Selon le sous-secrétaire américain au Commerce, Alan Estevez, Washington a l’intention de limiter l’accès de Pékin aux micro puces les plus avancées. À cette fin, des pressions seront exercées sur les deux principales sociétés de haute technologie sud-coréennes, Samsung Electronics et Hynix, qui disposent d’installations de production en Chine.
Les Américains forment clairement une nouvelle « alliance de puces » avec Taïwan, le Japon et la Corée du Sud contre la Chine. Quelle place la Russie peut-elle prendre dans ce Nouveau Monde ?

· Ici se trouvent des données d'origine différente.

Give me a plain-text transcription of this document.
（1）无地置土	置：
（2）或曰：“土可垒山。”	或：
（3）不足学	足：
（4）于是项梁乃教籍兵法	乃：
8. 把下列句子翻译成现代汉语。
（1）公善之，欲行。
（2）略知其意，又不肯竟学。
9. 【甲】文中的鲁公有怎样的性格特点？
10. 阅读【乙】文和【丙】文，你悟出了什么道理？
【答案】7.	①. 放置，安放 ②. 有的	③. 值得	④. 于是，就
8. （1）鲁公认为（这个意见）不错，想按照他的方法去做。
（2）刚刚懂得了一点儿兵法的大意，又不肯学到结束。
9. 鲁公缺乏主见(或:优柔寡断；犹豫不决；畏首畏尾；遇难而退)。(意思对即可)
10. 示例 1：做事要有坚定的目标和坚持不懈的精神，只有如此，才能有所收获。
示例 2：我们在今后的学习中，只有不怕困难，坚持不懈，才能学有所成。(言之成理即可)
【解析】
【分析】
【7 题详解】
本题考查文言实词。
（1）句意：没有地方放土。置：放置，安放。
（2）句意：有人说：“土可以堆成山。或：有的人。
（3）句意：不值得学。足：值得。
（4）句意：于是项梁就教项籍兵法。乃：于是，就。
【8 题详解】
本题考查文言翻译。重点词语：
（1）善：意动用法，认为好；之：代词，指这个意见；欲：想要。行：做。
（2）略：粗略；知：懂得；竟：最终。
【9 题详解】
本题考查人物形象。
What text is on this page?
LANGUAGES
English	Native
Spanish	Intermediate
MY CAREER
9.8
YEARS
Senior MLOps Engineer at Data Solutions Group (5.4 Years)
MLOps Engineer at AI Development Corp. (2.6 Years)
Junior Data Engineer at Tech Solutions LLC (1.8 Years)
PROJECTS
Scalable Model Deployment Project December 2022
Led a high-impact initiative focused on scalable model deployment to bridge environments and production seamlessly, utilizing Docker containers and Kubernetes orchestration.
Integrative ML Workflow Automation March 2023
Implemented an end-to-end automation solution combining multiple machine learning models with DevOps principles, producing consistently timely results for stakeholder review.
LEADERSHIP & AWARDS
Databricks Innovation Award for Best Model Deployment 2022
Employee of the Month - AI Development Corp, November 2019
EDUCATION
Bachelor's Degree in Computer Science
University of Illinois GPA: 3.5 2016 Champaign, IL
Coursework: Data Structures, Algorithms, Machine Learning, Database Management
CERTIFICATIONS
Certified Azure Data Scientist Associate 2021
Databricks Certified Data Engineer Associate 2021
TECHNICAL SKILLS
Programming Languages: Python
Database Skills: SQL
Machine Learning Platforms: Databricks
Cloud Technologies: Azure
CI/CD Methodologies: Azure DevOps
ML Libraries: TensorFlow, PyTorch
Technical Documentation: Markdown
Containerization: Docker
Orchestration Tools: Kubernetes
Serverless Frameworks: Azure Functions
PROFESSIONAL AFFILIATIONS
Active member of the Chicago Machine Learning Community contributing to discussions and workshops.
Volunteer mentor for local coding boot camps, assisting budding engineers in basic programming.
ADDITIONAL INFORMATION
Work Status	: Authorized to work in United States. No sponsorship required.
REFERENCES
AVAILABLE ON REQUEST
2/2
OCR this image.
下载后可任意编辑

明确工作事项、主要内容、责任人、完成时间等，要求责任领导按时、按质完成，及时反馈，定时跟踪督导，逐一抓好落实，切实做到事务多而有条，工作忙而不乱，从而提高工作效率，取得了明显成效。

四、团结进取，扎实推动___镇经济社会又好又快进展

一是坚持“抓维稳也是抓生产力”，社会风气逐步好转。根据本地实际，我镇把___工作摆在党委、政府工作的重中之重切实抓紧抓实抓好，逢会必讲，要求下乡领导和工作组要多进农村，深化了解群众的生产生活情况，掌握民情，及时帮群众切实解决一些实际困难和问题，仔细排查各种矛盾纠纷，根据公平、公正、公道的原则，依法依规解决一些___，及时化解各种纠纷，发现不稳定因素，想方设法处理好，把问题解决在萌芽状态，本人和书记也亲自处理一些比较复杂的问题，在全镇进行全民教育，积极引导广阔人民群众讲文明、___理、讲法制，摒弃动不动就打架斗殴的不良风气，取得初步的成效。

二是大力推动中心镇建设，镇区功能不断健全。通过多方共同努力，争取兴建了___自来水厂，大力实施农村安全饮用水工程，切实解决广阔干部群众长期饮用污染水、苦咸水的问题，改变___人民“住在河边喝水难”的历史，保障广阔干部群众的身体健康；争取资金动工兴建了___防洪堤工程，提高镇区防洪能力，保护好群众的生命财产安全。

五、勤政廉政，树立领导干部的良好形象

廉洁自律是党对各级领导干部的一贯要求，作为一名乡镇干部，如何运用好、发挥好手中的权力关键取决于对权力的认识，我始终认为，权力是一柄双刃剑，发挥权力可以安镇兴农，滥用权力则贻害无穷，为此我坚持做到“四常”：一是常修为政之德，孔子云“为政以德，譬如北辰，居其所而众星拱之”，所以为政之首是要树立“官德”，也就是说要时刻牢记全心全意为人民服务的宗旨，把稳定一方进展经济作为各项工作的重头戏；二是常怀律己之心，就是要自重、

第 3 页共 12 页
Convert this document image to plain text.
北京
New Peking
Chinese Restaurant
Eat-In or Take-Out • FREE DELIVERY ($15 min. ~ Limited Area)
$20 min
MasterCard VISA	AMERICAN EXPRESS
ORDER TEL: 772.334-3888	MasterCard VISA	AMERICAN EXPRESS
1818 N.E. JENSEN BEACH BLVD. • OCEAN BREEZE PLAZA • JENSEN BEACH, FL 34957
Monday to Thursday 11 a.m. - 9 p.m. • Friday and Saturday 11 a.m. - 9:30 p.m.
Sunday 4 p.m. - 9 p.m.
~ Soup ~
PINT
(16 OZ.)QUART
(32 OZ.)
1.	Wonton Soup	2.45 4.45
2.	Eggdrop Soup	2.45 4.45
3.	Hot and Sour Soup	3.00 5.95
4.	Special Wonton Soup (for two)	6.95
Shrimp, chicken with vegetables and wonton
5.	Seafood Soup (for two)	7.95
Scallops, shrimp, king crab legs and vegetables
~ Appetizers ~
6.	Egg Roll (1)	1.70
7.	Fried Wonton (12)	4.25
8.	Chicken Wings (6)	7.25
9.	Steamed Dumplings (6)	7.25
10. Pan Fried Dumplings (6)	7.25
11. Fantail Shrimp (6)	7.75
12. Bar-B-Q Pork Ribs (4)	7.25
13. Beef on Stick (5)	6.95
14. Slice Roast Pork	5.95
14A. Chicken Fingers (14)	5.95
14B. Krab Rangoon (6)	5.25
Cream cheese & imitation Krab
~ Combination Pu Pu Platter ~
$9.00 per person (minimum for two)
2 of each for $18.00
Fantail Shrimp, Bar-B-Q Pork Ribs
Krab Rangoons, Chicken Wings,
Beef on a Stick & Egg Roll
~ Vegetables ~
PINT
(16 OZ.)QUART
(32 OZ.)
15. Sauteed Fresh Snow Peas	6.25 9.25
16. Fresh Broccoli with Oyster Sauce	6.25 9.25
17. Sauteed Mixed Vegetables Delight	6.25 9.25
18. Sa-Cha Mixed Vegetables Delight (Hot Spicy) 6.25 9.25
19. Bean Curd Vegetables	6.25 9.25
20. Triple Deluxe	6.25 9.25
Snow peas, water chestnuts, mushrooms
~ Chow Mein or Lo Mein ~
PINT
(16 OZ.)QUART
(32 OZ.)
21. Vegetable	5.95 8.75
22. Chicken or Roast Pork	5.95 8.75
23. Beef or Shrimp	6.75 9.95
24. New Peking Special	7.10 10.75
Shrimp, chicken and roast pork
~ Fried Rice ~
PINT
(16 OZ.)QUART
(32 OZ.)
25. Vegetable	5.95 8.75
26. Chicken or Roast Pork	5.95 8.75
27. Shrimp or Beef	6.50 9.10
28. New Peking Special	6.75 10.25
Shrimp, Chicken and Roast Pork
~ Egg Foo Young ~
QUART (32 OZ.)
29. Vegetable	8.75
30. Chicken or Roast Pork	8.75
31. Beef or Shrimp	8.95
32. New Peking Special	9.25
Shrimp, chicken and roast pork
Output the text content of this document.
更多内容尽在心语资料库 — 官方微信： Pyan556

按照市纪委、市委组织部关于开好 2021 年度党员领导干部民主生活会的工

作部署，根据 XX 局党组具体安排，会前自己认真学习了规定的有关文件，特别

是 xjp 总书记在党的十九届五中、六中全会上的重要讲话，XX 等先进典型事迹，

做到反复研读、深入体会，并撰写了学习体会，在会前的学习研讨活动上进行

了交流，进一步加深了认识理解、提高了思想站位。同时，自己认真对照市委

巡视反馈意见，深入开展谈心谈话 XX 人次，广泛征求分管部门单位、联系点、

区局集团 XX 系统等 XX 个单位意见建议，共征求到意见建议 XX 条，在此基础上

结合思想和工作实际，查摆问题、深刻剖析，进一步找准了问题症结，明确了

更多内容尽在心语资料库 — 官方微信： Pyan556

Semi-souveraineté des semi-conducteurs
La Chine, qui est devenue « l’usine mondiale » depuis plusieurs décennies, est le plus grand consommateur de puces électroniques, utilisées, d’une manière ou d’une autre, dans toutes les technologies modernes. Chaque année, Pékin achète pour 350 milliards de dollars de semi-conducteurs à des fabricants américains, japonais et sud-coréens !
Mais nuance importante, les entreprises les plus importantes au plan géographique sont situées en Chine : l’usine Samsung Electronics opère dans la ville de Xi’an, et le troisième fabricant mondial de puces, le Sud-Coréen Hynix, possède une usine dans la ville chinoise de Wuxi. Dans ce cas, il faut garder à l’esprit que les micro puces les plus avancées et les plus puissantes sont fabriquées à Taïwan, qui est sous la tutelle de « l’Oncle Sam ». Cependant, alors que le risque est apparu d’une éventuelle opération militaire chinoise contre l’île « rebelle », tous les acteurs mondiaux ont commencé à importer à la hâte des micropuces de substitution, transférant leur production chez eux, malgré la hausse des coûts.
La Chine continentale fait la même chose depuis très longtemps. Jusqu’en 2025, Pékin s’est fixé pour objectif d’atteindre la « souveraineté » en matière de semi-conducteurs. D’énormes capitaux d’argent sont investis dans la substitution des importations, le développement et la formation de personnel professionnel en RPC, afin de ne pas rester à l’écart sur le plan de la technologie. Cependant, cette tâche est très difficile. C’est ce qui explique les difficultés de la Russie lorsque l’on essaie de fixer un objectif similaire. Qu’en est-il exactement ?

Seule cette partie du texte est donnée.